Una mirada de bondad y ener­gía se posó sobre Guadalajara. De toda la Alcarria, con sus mil caminos y sus huertos incontables, sólo Pastrana pudo refle­jarse en su retina, latir con fuer­za en sus recuerdos. Desde en­tonces, también Santa Teresa fue alcarreña. En la imagen que nos dejó su discípulo fray Juan de la Miseria, late la perspicacia, la voluntad, la santidad incluso.

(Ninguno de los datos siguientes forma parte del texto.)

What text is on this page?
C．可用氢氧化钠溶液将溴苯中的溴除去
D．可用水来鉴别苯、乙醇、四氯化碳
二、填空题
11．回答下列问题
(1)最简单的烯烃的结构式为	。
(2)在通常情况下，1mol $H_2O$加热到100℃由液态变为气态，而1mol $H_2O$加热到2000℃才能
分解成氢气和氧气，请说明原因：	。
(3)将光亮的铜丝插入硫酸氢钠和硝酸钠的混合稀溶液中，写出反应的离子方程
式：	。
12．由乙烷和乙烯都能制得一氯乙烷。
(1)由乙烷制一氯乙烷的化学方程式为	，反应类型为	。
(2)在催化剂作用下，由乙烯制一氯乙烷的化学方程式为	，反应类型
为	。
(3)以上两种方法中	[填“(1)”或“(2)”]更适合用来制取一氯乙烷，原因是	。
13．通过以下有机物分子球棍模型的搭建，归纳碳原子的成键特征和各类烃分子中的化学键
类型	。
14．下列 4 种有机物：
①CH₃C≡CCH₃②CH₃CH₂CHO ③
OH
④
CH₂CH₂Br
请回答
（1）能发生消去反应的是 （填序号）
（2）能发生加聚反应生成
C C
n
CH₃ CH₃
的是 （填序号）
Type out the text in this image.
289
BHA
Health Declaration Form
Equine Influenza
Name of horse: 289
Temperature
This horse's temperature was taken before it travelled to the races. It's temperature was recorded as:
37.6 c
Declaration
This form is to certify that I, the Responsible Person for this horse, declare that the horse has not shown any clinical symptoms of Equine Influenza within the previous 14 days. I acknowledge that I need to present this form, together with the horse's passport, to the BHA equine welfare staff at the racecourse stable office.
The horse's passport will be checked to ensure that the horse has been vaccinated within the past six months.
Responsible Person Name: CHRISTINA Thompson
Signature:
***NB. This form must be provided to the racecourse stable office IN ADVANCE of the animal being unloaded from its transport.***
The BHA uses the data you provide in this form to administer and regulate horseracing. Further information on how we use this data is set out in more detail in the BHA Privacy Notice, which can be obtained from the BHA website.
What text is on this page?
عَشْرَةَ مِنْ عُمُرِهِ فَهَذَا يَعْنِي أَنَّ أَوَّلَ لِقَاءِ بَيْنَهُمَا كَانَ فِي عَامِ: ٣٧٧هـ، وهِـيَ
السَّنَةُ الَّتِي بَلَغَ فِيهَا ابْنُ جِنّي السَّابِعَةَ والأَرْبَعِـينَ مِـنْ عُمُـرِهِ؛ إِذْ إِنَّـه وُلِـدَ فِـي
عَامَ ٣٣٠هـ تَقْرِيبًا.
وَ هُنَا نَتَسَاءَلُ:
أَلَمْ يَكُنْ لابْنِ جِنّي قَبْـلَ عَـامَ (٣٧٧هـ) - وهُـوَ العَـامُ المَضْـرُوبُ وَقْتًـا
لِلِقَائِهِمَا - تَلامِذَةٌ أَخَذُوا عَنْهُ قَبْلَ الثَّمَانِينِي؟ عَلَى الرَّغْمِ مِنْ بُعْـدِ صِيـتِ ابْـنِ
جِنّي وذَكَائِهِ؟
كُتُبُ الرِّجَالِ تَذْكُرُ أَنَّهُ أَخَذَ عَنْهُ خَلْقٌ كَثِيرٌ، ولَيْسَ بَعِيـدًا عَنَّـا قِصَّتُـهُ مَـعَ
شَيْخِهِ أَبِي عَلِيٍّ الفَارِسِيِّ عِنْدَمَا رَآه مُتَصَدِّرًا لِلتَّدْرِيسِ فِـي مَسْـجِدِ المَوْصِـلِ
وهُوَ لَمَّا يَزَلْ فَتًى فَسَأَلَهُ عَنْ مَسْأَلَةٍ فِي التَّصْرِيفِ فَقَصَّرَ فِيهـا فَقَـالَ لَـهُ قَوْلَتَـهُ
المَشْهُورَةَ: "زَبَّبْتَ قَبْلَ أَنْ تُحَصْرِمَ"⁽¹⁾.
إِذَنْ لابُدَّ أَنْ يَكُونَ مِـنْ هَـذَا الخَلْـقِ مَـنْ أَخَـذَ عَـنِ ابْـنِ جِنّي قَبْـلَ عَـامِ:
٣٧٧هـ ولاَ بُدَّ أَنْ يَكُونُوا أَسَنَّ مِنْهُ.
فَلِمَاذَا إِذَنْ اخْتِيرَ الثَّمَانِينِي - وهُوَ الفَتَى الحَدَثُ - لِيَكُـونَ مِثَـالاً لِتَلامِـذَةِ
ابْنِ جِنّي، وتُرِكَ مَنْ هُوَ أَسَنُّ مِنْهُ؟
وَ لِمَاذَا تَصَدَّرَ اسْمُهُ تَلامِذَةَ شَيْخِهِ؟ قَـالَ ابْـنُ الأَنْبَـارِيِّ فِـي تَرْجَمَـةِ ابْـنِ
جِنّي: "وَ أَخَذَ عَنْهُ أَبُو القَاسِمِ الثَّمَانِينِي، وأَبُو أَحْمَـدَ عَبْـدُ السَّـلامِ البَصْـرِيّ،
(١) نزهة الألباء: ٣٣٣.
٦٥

Ella misma dijo que estando en esto, vi sobre mi cabeza una pa­loma bien diferente de las de acá, y de su boca iban saliendo palabras de alabanza hacia el Señor, pruebas de la confianza en la final victoria del amor en­tre los seres humanos

Bibliografía:

CORTIJO AYUSO, F.: Santa Teresa y Pastrana. Catálogo de la Exposición de Recuerdos Car­melitanos. Guadalajara, 1982.

HERRERA CASADO, A.: Mo­nasterios y conventos de la pro­vincia de Guadalajara. Guadala­jara, 1974.

PÉREZ CUENCA, M.: Recuer­dos teresianos en Pastrana, Ma­drid, 1871.

PÉREZ CUENCA, M.: Historia de Pastrana. Madrid 1871.

SANTA TERESA DE JESÚS: El libro de las fundaciones, ca­pítulo 17.

SANTA TERESA DE JESÚS: La vida de la Santa Madre Te­resa de Jesús escrita por ella misma, capítulo 38.